Performance
Vidikron’s Vision Model 50 is a very credible performer in the one-chip
DLP projector category. I set up the projector in my theater on my A/V
cart in a floor-mount configuration and projected onto my Stewart
Filmscreen StudioTek 130 screen. The lens, which is quite good with
only minor chromatic aberrations, has a zoom ratio of 1.82 to 2.42:1,
which meant I had to position it well behind my ceiling-mounted
projector to fill the screen. This is a very flexible zoom ratio and
should be suitable for just about any home theater installation.
Color decoding is dead-on accurate, with no dreaded “Red Push” or other
anomalies. The gamma implementation is excellent, with a slow rise out
of black, and grayscale tracking is superb, thanks to nine grayscale
adjustments instead of the average six controls. The red and green
primaries are a little off from the reference, but not as bad as with
most DLP-based projectors on the market. Red measured x=649 and y=314,
with the ATSC reference being x=640 and y=330. Green measured x=343 and
y=588 with the ATSC reference being x=300 and y=600. Blue, as is
typical with many displays today, is much closer to the mark at x= 153
and y=073, with the ATSC reference being x=150 and y=060.
Grayscale tracking in the color temperature setting of 2 and gamma set
at 2.5 was fairly close to the broadcast standard of D6500. It was a
bit warm or minus blue at the bottom of the scale, with 20 IRE
measuring 6075 Kelvins, and very close at 80 percent of peak white at
6850 Kelvins. Grayscale calibration proved relatively easy, and
resulted in a near-perfect tracking of gray up and down the entire
scale.
Video
processing is pretty darn good on the Model 50, especially considering
the price. It has the all-important 2:3 pull-down circuit necessary for
the elimination of motion artifacts from film-based video material. The
Film sequence on the HQV test disc under Select Single Tests showed the
2:3 pull-down detection to be a little slow. In this scene, a race car
speeds around a track; in the background are empty bleachers, which
were initially full of motion artifacts, and then suddenly cleaned up
when the 2:3 kicked in. However, on the opening sequence of Star Trek:
Insurrection, the best real-world program material demo of 2:3
pull-down, the scene was rendered smoothly and pristinely, with no
visible motion artifacts.
The
Model 50 uses the older HD2+ dark chip from Texas Instruments, rather
than the newer and more expensive Dark Chip 3, to meet its price point.
For more money, you can get blacks that are blacker, yet with the Model
50, you get blacks that are superior to those of most LCoS and
transmissive LCD projectors in its price range. The projector clips
below black at the component input, making setting the brightness
properly a little tricky. Fortunately, this was not the case with the
HDMI input, which did pass below black. To test black-level
performance, I watched a variety of scenes, mostly space shots, from
Star Wars: The Empire Strikes Back. Star fields looked great and blacks
were certainly deep, rich and convincing. This kind of material on a
projector that can’t do black well is always distracting to watch, and
consequently a lot less involving.
For
color saturation and detail, I watched scenes from the excellent DVD
transfers of Seabiscuit and Training Day. Chapters 12 and 13 of
Seabiscuit in particular looked quite good on the Model 50, with
especially natural looking skin tones and excellent color saturation.

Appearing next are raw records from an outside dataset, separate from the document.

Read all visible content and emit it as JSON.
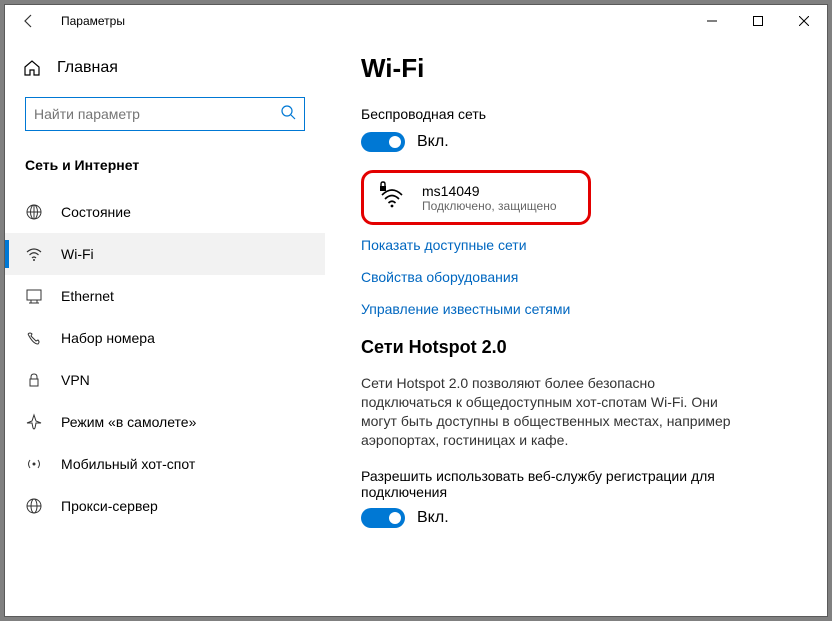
{
  "titlebar": {
    "title": "Параметры"
  },
  "sidebar": {
    "home": "Главная",
    "search_placeholder": "Найти параметр",
    "category": "Сеть и Интернет",
    "items": [
      {
        "label": "Состояние"
      },
      {
        "label": "Wi-Fi"
      },
      {
        "label": "Ethernet"
      },
      {
        "label": "Набор номера"
      },
      {
        "label": "VPN"
      },
      {
        "label": "Режим «в самолете»"
      },
      {
        "label": "Мобильный хот-спот"
      },
      {
        "label": "Прокси-сервер"
      }
    ]
  },
  "main": {
    "title": "Wi-Fi",
    "wireless_label": "Беспроводная сеть",
    "toggle_on": "Вкл.",
    "network": {
      "name": "ms14049",
      "status": "Подключено, защищено"
    },
    "link_show": "Показать доступные сети",
    "link_hardware": "Свойства оборудования",
    "link_known": "Управление известными сетями",
    "hotspot_title": "Сети Hotspot 2.0",
    "hotspot_desc": "Сети Hotspot 2.0 позволяют более безопасно подключаться к общедоступным хот-спотам Wi-Fi. Они могут быть доступны в общественных местах, например аэропортах, гостиницах и кафе.",
    "reg_label": "Разрешить использовать веб-службу регистрации для подключения",
    "reg_toggle": "Вкл."
  }
}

Deeply saturated reds and greens were convincing, even when compared to
my reference rig, the Runco DTV-991 CRT projector, which has superb
color saturation and extremely accurate reds and greens, thanks to red
and green filters on the CRTs. Training Day remains one of the sharpest
transfers on standard-definition DVD to date. Chapter four, when the
two cops chase down the kids in the car, really popped with razor sharp
detail and clarity. You must own this DVD if for no other reason than
to show off your video system.
HD material from my Time
Warner Cable HD feed also looked quite good. I watched hours of The
Discovery HD Theater channel, which most of the time is one of the
best-looking channels on the system. “Miracle Continent: Antarctica,”
in particular, looked fantastic, with fine detail visible in the ice
and snow. The Model 50 delivered a peak light output of 24 foot
lamberts, which as a reference is twice the specification for projected
film in a movie theater. This high light output, coupled with good
black level performance, made images virtually pop off the screen, an
indication of excellent contrast ratio, which I like to describe as the
snap of the picture. Dark concert footage on HDNET, another
reference-quality station on my system, revealed good shadow detail, a
further indication of the good black levels the Model 50 delivers.